IOPS (Input/Output Operations Per Second)

  • Number of read/write operations per second

Throughput

  • Amount of data transferred per second (MB/s)

Latency

  • Time taken to complete a storage request

Azure limits disk performance based on:

  • Disk type
  • Disk size
  • VM size (VM also has IOPS caps)

5. Attaching and Detaching Data Disks

Attach a disk in the Portal

  1. Go to VM → Disks
  2. Click Add data disk
  3. Choose Create new or Attach existing
  4. Save

CLI

az vm disk attach \
  --vm-name MyVM \
  --resource-group MyRG \
  --name MyDataDisk

Detach a disk

  • Must unmount in OS first (Linux/Windows)
  • Then remove via portal or CLI

6. Disk Encryption in VM Management

Azure supports:

Azure Disk Encryption (ADE) (OS-level)

  • Uses BitLocker (Windows) or DM-Crypt (Linux)

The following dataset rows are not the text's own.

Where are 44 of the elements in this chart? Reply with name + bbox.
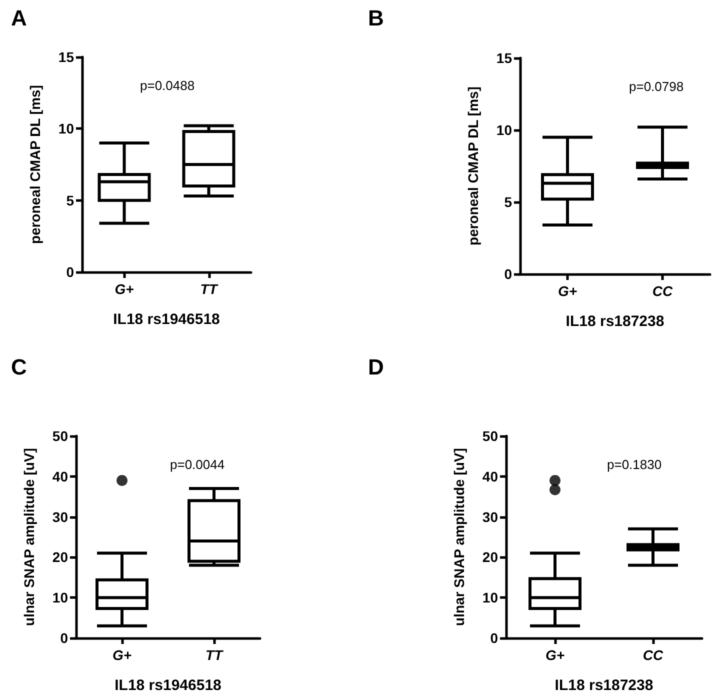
y-axis-title: peroneal CMAP DL [ms] [27,85,43,244]
y-tick-label: 0 [504,266,512,282]
y-tick-label: 0 [60,630,68,646]
x-axis-title: IL18 rs187238 [554,677,654,694]
x-tick-label: G+ [112,647,132,663]
x-tick-label: G+ [114,281,134,297]
x-axis-title: IL18 rs1946518 [114,677,222,694]
y-axis-title: ulnar SNAP amplitude [uV] [21,448,37,626]
y-tick-label: 50 [52,428,68,444]
annotation: p=0.0798 [629,79,684,94]
annotation: p=0.0488 [140,78,195,93]
x-tick-label: G+ [558,283,578,299]
chart-title: C [11,354,27,380]
y-tick-label: 15 [496,50,512,66]
y-tick-label: 0 [66,264,74,280]
y-tick-label: 10 [496,122,512,138]
chart-title: A [11,6,27,30]
y-tick-label: 20 [482,549,498,566]
y-tick-label: 20 [52,549,68,566]
y-tick-label: 10 [58,120,74,137]
y-tick-label: 5 [66,192,74,208]
x-tick-label: TT [200,281,219,297]
y-tick-label: 0 [490,630,498,646]
y-tick-label: 30 [52,508,68,525]
x-axis-title: IL18 rs187238 [566,313,664,330]
x-tick-label: TT [205,647,224,663]
x-axis-title: IL18 rs1946518 [113,311,220,328]
chart-title: D [368,354,384,380]
x-tick-label: G+ [545,647,565,663]
y-tick-label: 40 [52,468,68,484]
x-tick-label: CC [652,283,674,299]
chart-title: B [368,6,384,30]
y-tick-label: 30 [482,508,498,525]
x-tick-label: CC [642,647,664,663]
y-tick-label: 10 [52,590,68,606]
y-axis-title: peroneal CMAP DL [ms] [465,86,481,246]
y-tick-label: 5 [504,194,512,210]
annotation: p=0.0044 [170,457,225,472]
y-axis-title: ulnar SNAP amplitude [uV] [451,448,467,626]
y-tick-label: 40 [482,468,498,484]
y-tick-label: 50 [482,428,498,444]
y-tick-label: 10 [482,590,498,606]
y-tick-label: 15 [58,49,74,65]
annotation: p=0.1830 [607,457,662,472]
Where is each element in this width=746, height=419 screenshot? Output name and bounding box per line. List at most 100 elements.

Server-Side Encryption (SSE)

  • Default
  • Encrypts disk automatically

Customer-Managed Keys (CMK) support

  • Encrypt disks with your own keys from Azure Key Vault

7. Resizing (“Upscaling”) Disks

Disks can be increased in size but cannot be reduced.

To resize:

  1. Stop VM (sometimes required)
  2. Go to Managed Disk → Size + performance
  3. Select new size

Use Case in IT

  • A database grows and requires additional storage space
  • Log files exceed capacity on a data disk

8. Disk Snapshots and Backups

Snapshots

  • Point-in-time copy of a disk
  • Useful before upgrading applications or performing changes

Azure Backup

  • Full VM backup
  • Recommended for production workloads

9. Ephemeral OS Disks

An Ephemeral OS disk is stored locally on the VM host instead of Azure Storage.

Features

  • Very fast
  • Best for stateless workloads
  • Data lost if VM moves hosts
  • Not supported for all sizes

Exam Tip: Use ephemeral OS disks only when the application can tolerate OS rebuilds.

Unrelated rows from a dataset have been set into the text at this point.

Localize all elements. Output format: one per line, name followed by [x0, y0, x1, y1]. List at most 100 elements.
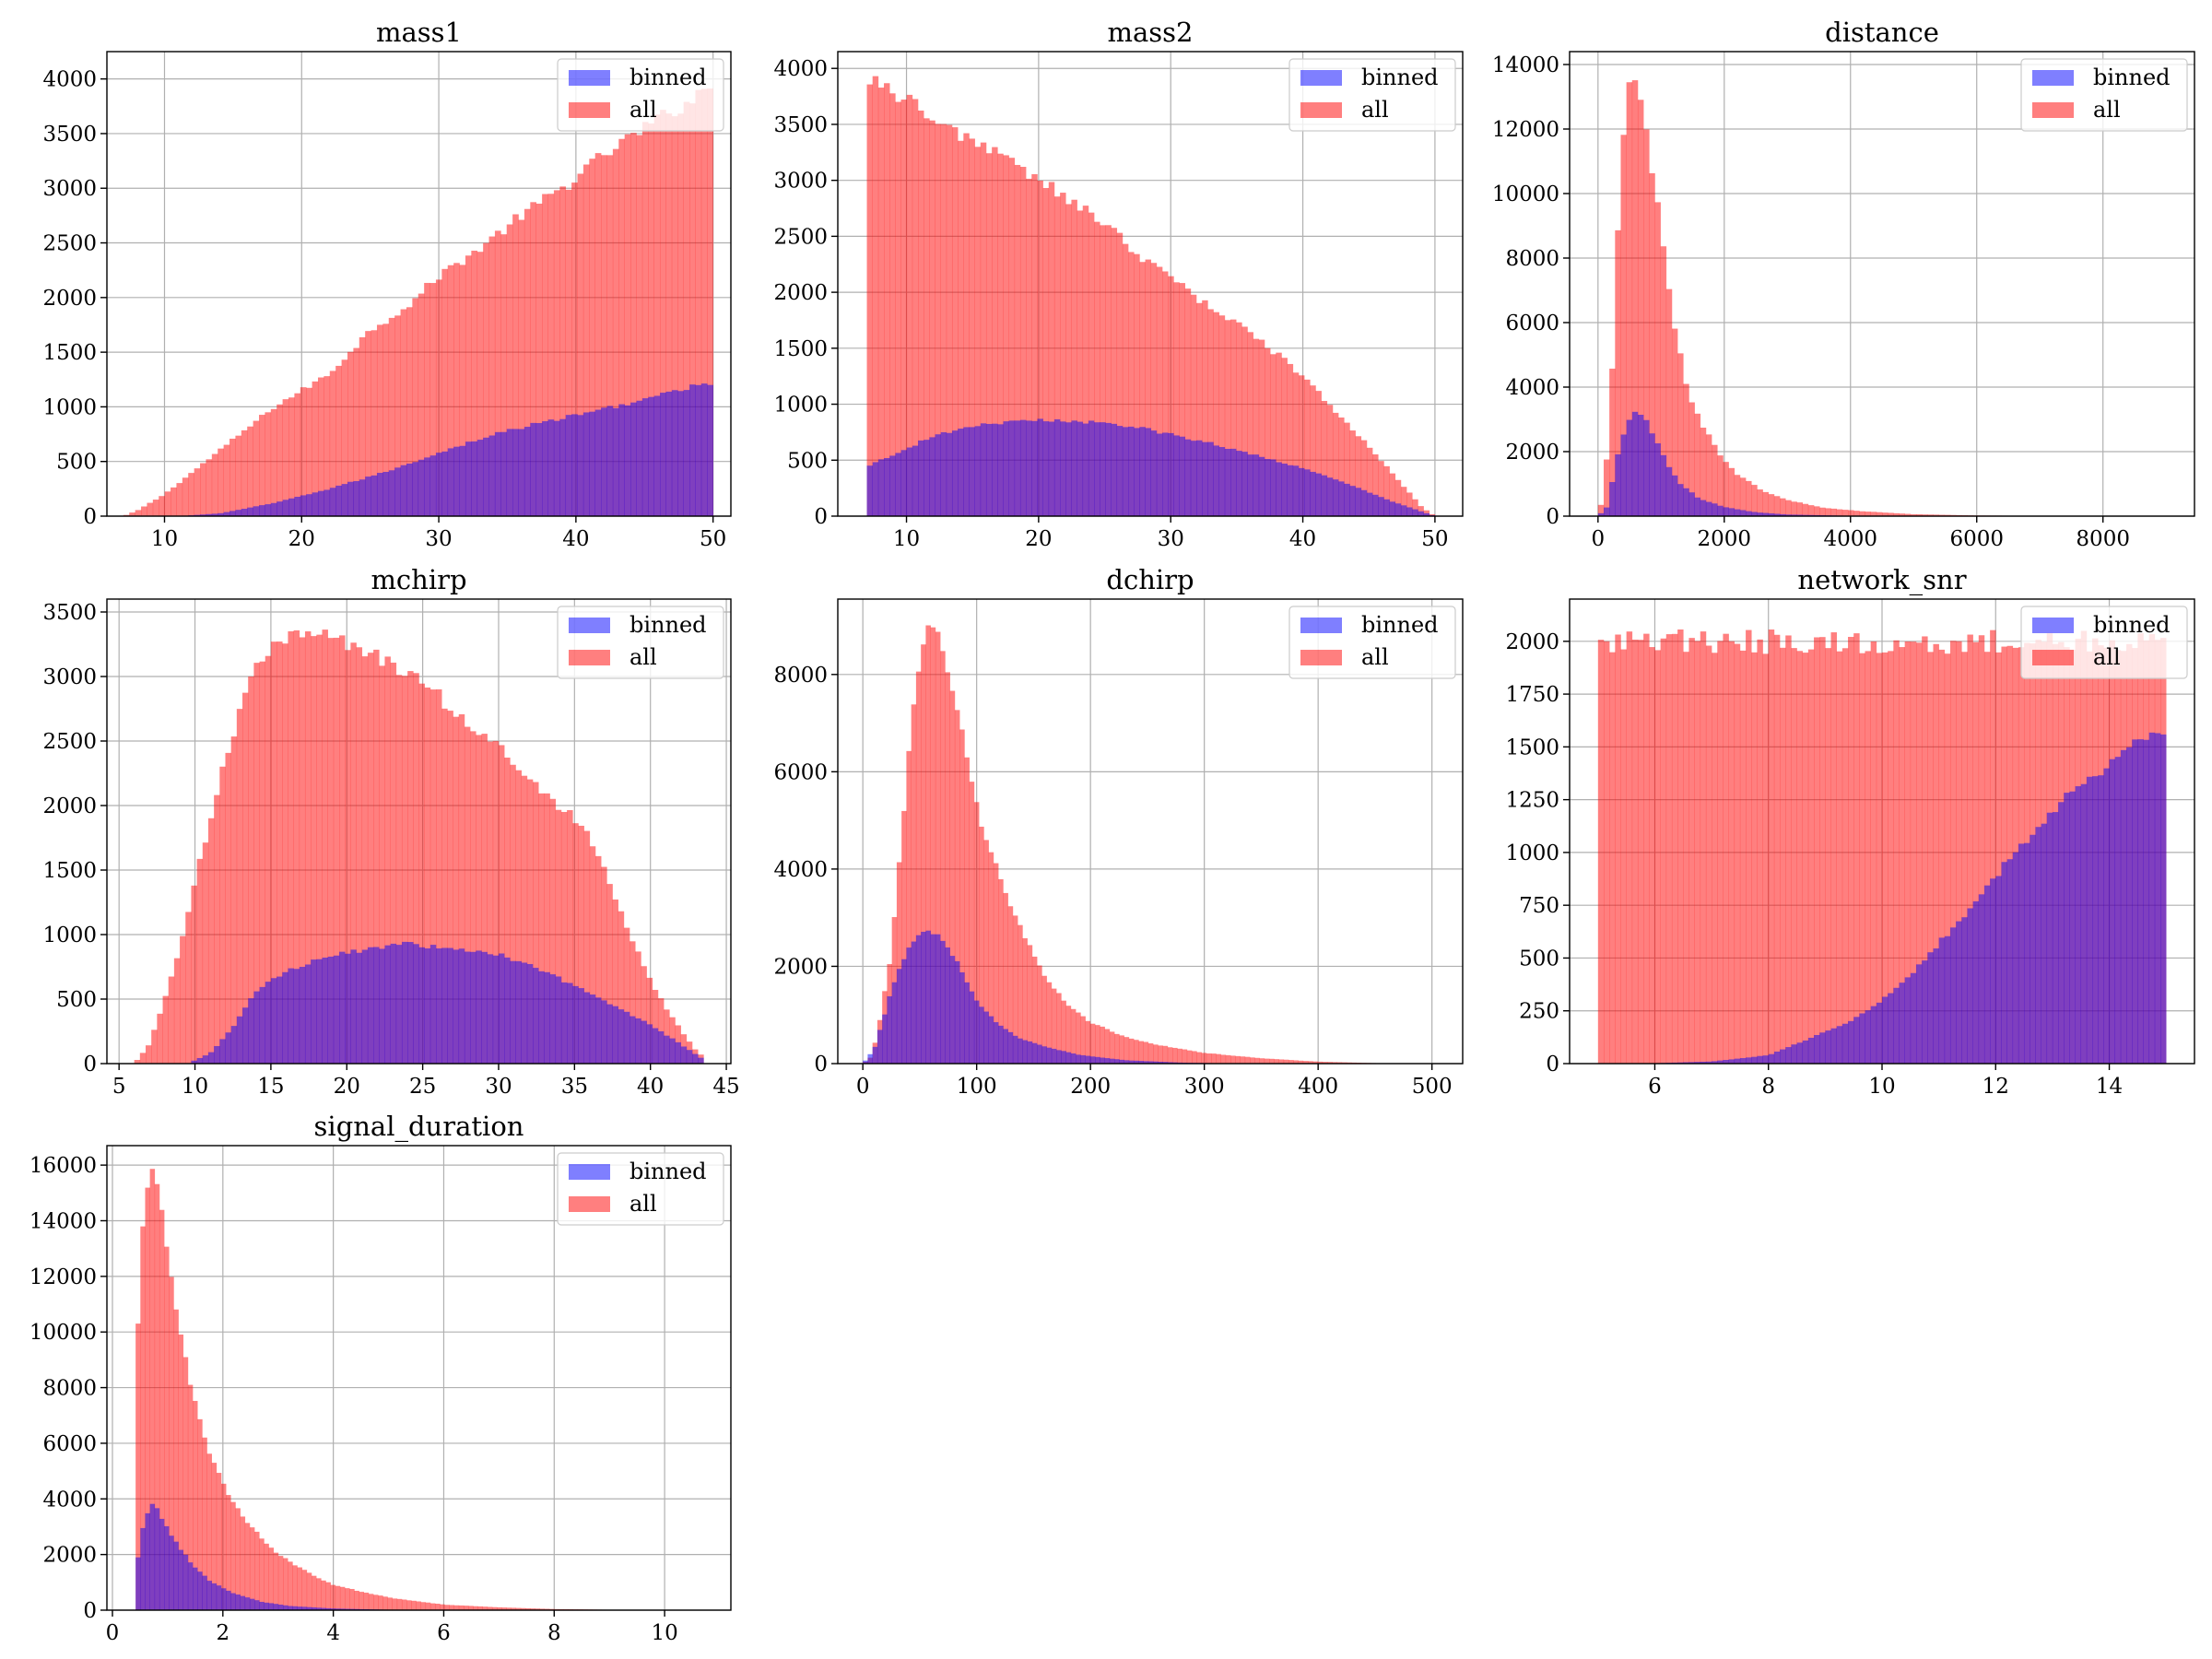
histogram-bar [1677, 484, 1684, 516]
histogram-bar [1762, 653, 1770, 1064]
y-tick-label: 1500 [42, 859, 97, 883]
y-tick-label: 0 [83, 1053, 97, 1077]
histogram-bar [901, 810, 907, 1064]
histogram-bar [918, 440, 924, 516]
histogram-bar [400, 309, 407, 516]
histogram-bar [538, 793, 545, 1064]
histogram-bar [1972, 641, 1980, 1064]
histogram-bar [589, 159, 595, 517]
histogram-bar [695, 384, 702, 516]
histogram-bar [979, 1006, 984, 1064]
histogram-bar [1825, 648, 1831, 1064]
histogram-bar [206, 1581, 212, 1610]
histogram-bar [1213, 312, 1219, 516]
histogram-bar [1060, 421, 1066, 516]
histogram-bar [578, 825, 584, 1064]
histogram-bar [1236, 322, 1242, 516]
histogram-bar [521, 775, 528, 1064]
histogram-bar [339, 1586, 346, 1610]
histogram-bar [361, 656, 369, 1064]
histogram-bar [329, 488, 336, 516]
histogram-bar [1344, 483, 1350, 516]
y-tick-label: 0 [83, 505, 97, 529]
y-tick-label: 4000 [42, 1488, 97, 1512]
series-binned [863, 930, 1241, 1064]
histogram-bar [1065, 1052, 1072, 1064]
histogram-bar [689, 103, 696, 516]
histogram-bar [1825, 1030, 1831, 1064]
histogram-bar [316, 1607, 322, 1610]
histogram-bar [1802, 1040, 1809, 1064]
histogram-bar [1225, 1054, 1231, 1064]
histogram-bar [273, 1552, 279, 1610]
histogram-bar [1615, 229, 1621, 517]
histogram-bar [304, 964, 312, 1064]
histogram-bar [361, 949, 369, 1064]
histogram-bar [330, 1584, 336, 1610]
histogram-bar [1915, 513, 1923, 516]
histogram-bar [624, 134, 631, 517]
histogram-bar [542, 194, 548, 516]
histogram-panel-mass1: 10 20 30 40 50050010001500200025003000350040… [42, 17, 732, 551]
series-all [863, 625, 1444, 1064]
histogram-bar [373, 1594, 379, 1610]
histogram-bar [1859, 653, 1865, 1064]
histogram-bar [518, 219, 525, 516]
histogram-bar [997, 424, 1004, 516]
histogram-bar [653, 114, 661, 516]
histogram-bar [630, 402, 637, 516]
histogram-bar [1317, 1061, 1324, 1064]
histogram-bar [240, 1516, 246, 1610]
histogram-bar [356, 647, 363, 1064]
histogram-bar [1070, 1008, 1077, 1064]
histogram-bar [1406, 492, 1413, 516]
histogram-bar [349, 1589, 355, 1610]
histogram-bar [159, 1518, 165, 1610]
histogram-bar [1105, 225, 1112, 516]
histogram-bar [1956, 921, 1962, 1064]
y-tick-label: 3500 [42, 123, 97, 147]
histogram-bar [282, 971, 288, 1064]
histogram-bar [164, 491, 171, 516]
histogram-bar [140, 1527, 146, 1610]
histogram-bar [1022, 1040, 1028, 1064]
histogram-bar [2086, 776, 2093, 1064]
histogram-bar [1910, 641, 1917, 1064]
histogram-bar [216, 1473, 222, 1610]
histogram-bar [1056, 993, 1062, 1064]
x-tick-label: 30 [485, 1075, 512, 1099]
histogram-bar [440, 1604, 445, 1610]
histogram-bar [1065, 204, 1072, 516]
histogram-bar [1202, 441, 1208, 516]
histogram-bar [1259, 1058, 1265, 1064]
y-tick-label: 2000 [1505, 441, 1559, 465]
histogram-bar [1780, 498, 1786, 516]
histogram-bar [407, 942, 414, 1064]
histogram-bar [949, 956, 956, 1064]
histogram-bar [1274, 1059, 1279, 1064]
histogram-bar [1751, 512, 1758, 516]
histogram-bar [1173, 282, 1180, 516]
histogram-bar [915, 935, 922, 1064]
legend-label-all: all [1361, 97, 1389, 123]
y-tick-label: 3500 [42, 601, 97, 625]
histogram-bar [985, 153, 993, 516]
histogram-bar [236, 1016, 243, 1064]
histogram-bar [1258, 339, 1265, 516]
histogram-bar [264, 1543, 269, 1610]
histogram-bar [1836, 651, 1843, 1064]
histogram-bar [1060, 193, 1066, 516]
histogram-bar [1344, 422, 1350, 516]
histogram-bar [594, 409, 602, 516]
histogram-bar [1859, 511, 1865, 516]
histogram-bar [413, 944, 419, 1064]
histogram-bar [1241, 452, 1248, 516]
histogram-bar [1893, 640, 1900, 1064]
histogram-bar [1893, 512, 1900, 516]
x-tick-label: 8000 [2076, 527, 2130, 551]
histogram-bar [1332, 1062, 1337, 1064]
histogram-bar [992, 423, 998, 516]
histogram-bar [435, 279, 442, 516]
histogram-bar [1179, 283, 1185, 516]
histogram-bar [341, 484, 348, 516]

10. Common IT Use Cases (Safe for Exam)

  • Scaling VM size when a line-of-business application requires more CPU or RAM
  • Using premium SSD for a production database server to ensure fast response times
  • Using Standard SSD for a development VM because it needs better performance than HDD but at low cost
  • Using temporary disk for OS paging to improve performance
  • Creating snapshots before applying major software updates to avoid downtime if something breaks

11. Key AZ-104 Exam Tips

  • Understand each disk type and its purpose
  • Know how to resize VMs and what causes downtime
  • Temporary disk is not persistent
  • Ultra Disk requires explicit enabling and only certain VM sizes support it
  • Disk resizing can only go up, never down
  • VM performance depends on both disk type and VM size IOPS limit
  • Premium SSDs require Premium Storage-supported VM sizes

Final Summary

To manage VM sizes and disks effectively in Azure:

  • Select the correct VM size for your workload
  • Understand the limits and capabilities of each size family
  • Attach, detach, resize, and encrypt disks properly
  • Know the characteristics and performance levels of HDD, SSD, Premium SSD, and Ultra disks
  • Use snapshots and backups for disk protection
  • Avoid storing important data on temporary disks

These skills are essential for real IT operations and are heavily tested on the AZ-104 exam.